6 Analysis

clusteR provides tools to perform data analysis. Once data has been cleaned, you are ready to analyze. Data management tasks, like cleaning and weighting, are covered in an earlier section.

6.1 view_topline

This is the primary function to calculate and view survey results. It automatically combines columns, calculates the frequency of each answer, and applies weights to survey responses, then generates a report of the results.

view_topline only requires the codebook argument, which should be a string representing a file path to a key for the survey questions. The file must be tab-delimited and include a QN column containing the question numbers corresponding to columns in the cleaned data and a type column specifying the question type.
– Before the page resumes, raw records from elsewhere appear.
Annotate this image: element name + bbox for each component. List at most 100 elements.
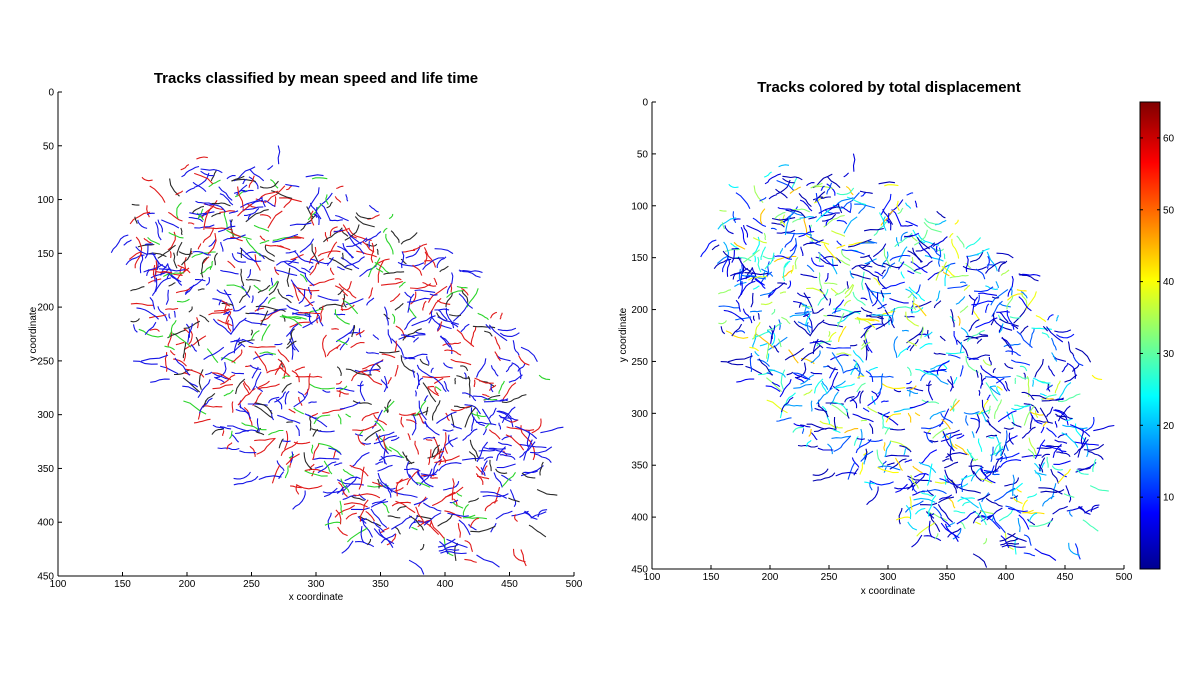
left-track-line: [500, 455, 515, 460]
left-axes: [58, 92, 574, 576]
left-track-line: [540, 462, 543, 475]
right-track-line: [831, 231, 845, 237]
right-track-line: [743, 309, 751, 323]
right-track-line: [845, 429, 859, 433]
right-track-line: [792, 219, 800, 222]
right-track-line: [719, 306, 740, 308]
right-chart-title: Tracks colored by total displacement: [757, 79, 1020, 96]
right-track-line: [783, 178, 795, 182]
left-track-line: [446, 308, 453, 329]
right-track-line: [1052, 338, 1057, 350]
right-track-line: [732, 324, 742, 336]
left-track-line: [480, 492, 506, 499]
right-track-line: [1006, 351, 1021, 356]
left-track-line: [343, 477, 357, 495]
right-track-line: [760, 344, 768, 346]
right-track-line: [996, 453, 1019, 459]
right-track-line: [985, 377, 1010, 378]
left-track-line: [174, 311, 175, 318]
left-track-line: [221, 242, 223, 252]
right-track-line: [811, 372, 822, 374]
right-track-line: [961, 328, 970, 340]
left-track-line: [285, 466, 288, 479]
right-track-line: [964, 285, 970, 290]
right-track-line: [832, 436, 851, 438]
right-track-line: [1055, 381, 1060, 394]
left-track-line: [461, 324, 470, 332]
left-track-line: [369, 205, 378, 212]
left-track-line: [206, 277, 209, 285]
left-track-line: [535, 454, 552, 463]
right-track-line: [937, 361, 949, 375]
left-track-line: [453, 304, 468, 322]
right-track-line: [844, 217, 857, 234]
left-track-line: [356, 213, 371, 219]
left-track-line: [499, 381, 505, 394]
left-y-tick-label: 0: [48, 88, 54, 99]
right-track-line: [1042, 463, 1044, 468]
left-track-line: [427, 356, 429, 365]
right-track-line: [1032, 395, 1047, 399]
left-track-line: [409, 475, 418, 485]
right-y-tick-label: 200: [631, 305, 648, 316]
right-track-line: [811, 183, 823, 188]
right-track-line: [800, 375, 814, 384]
right-track-line: [906, 203, 911, 209]
left-track-line: [483, 429, 486, 435]
right-track-line: [907, 390, 918, 393]
right-track-line: [979, 439, 982, 452]
left-track-line: [340, 338, 349, 350]
left-track-line: [361, 372, 382, 385]
left-track-line: [402, 250, 415, 252]
right-track-line: [824, 283, 838, 285]
right-track-line: [989, 437, 995, 438]
right-track-line: [1055, 421, 1056, 428]
right-track-line: [856, 439, 871, 453]
left-track-line: [287, 268, 290, 287]
left-track-line: [182, 248, 192, 265]
right-x-tick-label: 450: [1057, 572, 1074, 583]
left-track-line: [268, 211, 282, 228]
left-track-line: [254, 225, 269, 231]
left-track-line: [500, 333, 519, 337]
left-track-line: [476, 474, 483, 485]
left-track-line: [205, 228, 233, 230]
left-track-line: [463, 518, 487, 519]
right-track-line: [1027, 494, 1036, 498]
right-track-line: [832, 405, 849, 417]
right-track-line: [957, 340, 968, 357]
left-track-line: [479, 450, 495, 451]
right-track-line: [1040, 394, 1047, 396]
right-track-line: [929, 372, 948, 384]
right-track-line: [818, 289, 828, 306]
left-track-line: [147, 205, 150, 217]
left-track-line: [320, 203, 331, 221]
right-track-line: [735, 317, 751, 320]
left-track-line: [327, 347, 338, 356]
right-track-line: [925, 218, 939, 224]
left-track-line: [451, 283, 452, 292]
right-track-line: [960, 522, 965, 529]
right-track-line: [844, 173, 849, 177]
left-track-line: [425, 252, 427, 265]
left-track-line: [496, 511, 513, 519]
left-track-line: [435, 387, 441, 391]
right-track-line: [1033, 380, 1034, 387]
right-track-line: [807, 322, 810, 333]
right-x-tick-label: 200: [762, 572, 779, 583]
left-y-tick-label: 350: [37, 464, 54, 475]
right-track-line: [987, 265, 994, 266]
right-track-line: [847, 197, 866, 205]
left-track-line: [444, 350, 461, 355]
right-track-line: [741, 265, 742, 279]
right-track-line: [1056, 452, 1070, 457]
left-track-line: [458, 523, 460, 538]
right-track-line: [804, 390, 813, 396]
left-track-line: [231, 232, 242, 238]
right-track-line: [815, 379, 823, 394]
left-track-line: [285, 184, 299, 186]
left-track-line: [379, 351, 399, 353]
left-track-line: [246, 280, 261, 282]
right-track-line: [1043, 422, 1048, 427]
The type may be:

  • mc: Multiple-choice, select one answer per question
  • ms: Multiple-select, select as many answers as apply per question
  • no: Numeric, provide a numerical answer to a question
  • ft: Free-text, provide a free-text answer to a question (which is usually categorized and coded like a multiple-select question during cleaning)

Without specifying other arguments, view_topline generates a simple PDF report based on the most recent cleaned data without weighting. This behavior can be altered with the following:

  • data can be set to a different file path to use different data
  • make can be changed to “csv” to produce a tidy spreadsheet
  • template can be changed to a path to a .Rmd file to customize the report produced; a starter template is available with custom_topline
  • wt can be set to apply survey weights, which must be a numeric variable in the survey data
  • exclude can be set to a character vector of questions to exclude from weighting, such as demographic variables; this does not exclude questions from the report, which can be accomplished by excluding them from the codebook file

6.2 view_breakdown

This function breaks down survey results by a stratification variable, typically a demographic variable. It automatically combines columns, calculates the frequency of each answer, and applies weights to survey responses, then generates a report of the results.

The only additional argument in view_breakdown compared to view_topline is strata, which allows you to specify a the name of a stratification variable as a string. Results tables in the report will have an additional column on the left representing the demographic variable. This variable must already exist in the survey data.

A starter custom template is available with custom_breakdown.